Lapp: zwischen globalen Kundenerwartungen und lokaler Flexibilität

Mathias Lapp Lapp Quelle TeDo Verlag
Bild: TeDo Verlag GmbH

Lapp positioniert sich zwischen zwei Logiken: international einheitliche Standards auf der einen und lokale Fertigungskompetenz auf der anderen Seite. Produziert wird in den jeweiligen lokalen Märkten. Das bietet entscheidende Vorteile: etwa kürzere Lieferzeiten, hohe Anpassungsfähigkeit an lokale Normen und resilientere Lieferketten. Diese Nähe zu den Kunden ist auch nötig, um nach ihren Anforderungen spezifische Baugruppen oder Spezialkabel zu entwickeln.

„Unsere Kundinnen und Kunden sind international aufgestellt und erwarten überall dieselbe Zuverlässigkeit, konsistente Qualitätsstandards und einheitliche technische Lösungen“, betont Matthias Lapp (Bild), CEO von Lapp.

Das Prinzip ‚lokal für lokal‘ prägt Lapp seit Jahrzehnten und geht bereits auf die Weitsicht der Firmengründer Ursula Ida und Oskar Lapp zurück. „In einer Welt, die von Protektionismus und neuen Handelshürden beeinflusst ist, sorgt regionale Wertschöpfung für Stabilität und Flexibilität“, so Matthias Lapp.
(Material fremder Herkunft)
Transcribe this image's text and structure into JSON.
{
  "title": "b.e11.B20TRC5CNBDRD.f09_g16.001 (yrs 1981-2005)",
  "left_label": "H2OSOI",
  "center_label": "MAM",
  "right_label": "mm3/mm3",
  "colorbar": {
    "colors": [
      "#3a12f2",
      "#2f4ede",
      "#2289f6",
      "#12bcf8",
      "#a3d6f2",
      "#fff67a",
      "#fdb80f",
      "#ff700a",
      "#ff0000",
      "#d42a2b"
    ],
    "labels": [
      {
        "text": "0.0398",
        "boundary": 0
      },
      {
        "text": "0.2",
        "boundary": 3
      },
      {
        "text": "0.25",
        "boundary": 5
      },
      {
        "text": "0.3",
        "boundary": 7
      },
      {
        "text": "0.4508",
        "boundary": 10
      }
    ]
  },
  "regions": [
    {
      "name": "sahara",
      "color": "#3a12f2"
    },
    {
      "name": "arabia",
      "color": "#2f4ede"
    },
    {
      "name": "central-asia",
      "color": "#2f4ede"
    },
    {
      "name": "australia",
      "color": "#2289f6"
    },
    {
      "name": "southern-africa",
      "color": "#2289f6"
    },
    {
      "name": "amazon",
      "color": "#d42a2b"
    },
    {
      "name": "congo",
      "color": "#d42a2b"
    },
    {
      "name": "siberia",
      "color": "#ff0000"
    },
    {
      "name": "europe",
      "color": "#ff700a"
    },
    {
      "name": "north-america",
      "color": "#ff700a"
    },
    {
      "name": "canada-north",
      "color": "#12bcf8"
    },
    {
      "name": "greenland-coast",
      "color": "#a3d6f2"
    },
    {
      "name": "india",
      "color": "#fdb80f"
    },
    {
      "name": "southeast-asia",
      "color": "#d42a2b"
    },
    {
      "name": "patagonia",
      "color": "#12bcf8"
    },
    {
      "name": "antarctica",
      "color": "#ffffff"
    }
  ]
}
Besonders in Asien und auf dem amerikanischen Kontinent beobachtet Lapp einen Anstieg industrieller Investitionen – vom Ausbau erneuerbarer Energien bis zu neuen Fertigungskapazitäten im Elektronik- und Automobilsektor. „Diese Regionen wachsen dynamisch und professionalisieren sich gleichzeitig. Die vergangenen Jahre zeigen, dass wir die Balance zwischen global abgestimmten Angeboten und lokaler Anpassung hier gut umsetzen und damit Marktanteile gewinnen“, sagt Dr. Christoph Hiller. So kann das Stuttgarter Familienunternehmen in Ländern wie Indien, China und Korea, den USA, Mexiko und Brasilien deutlich zweistellige Wachstumsraten erzielen.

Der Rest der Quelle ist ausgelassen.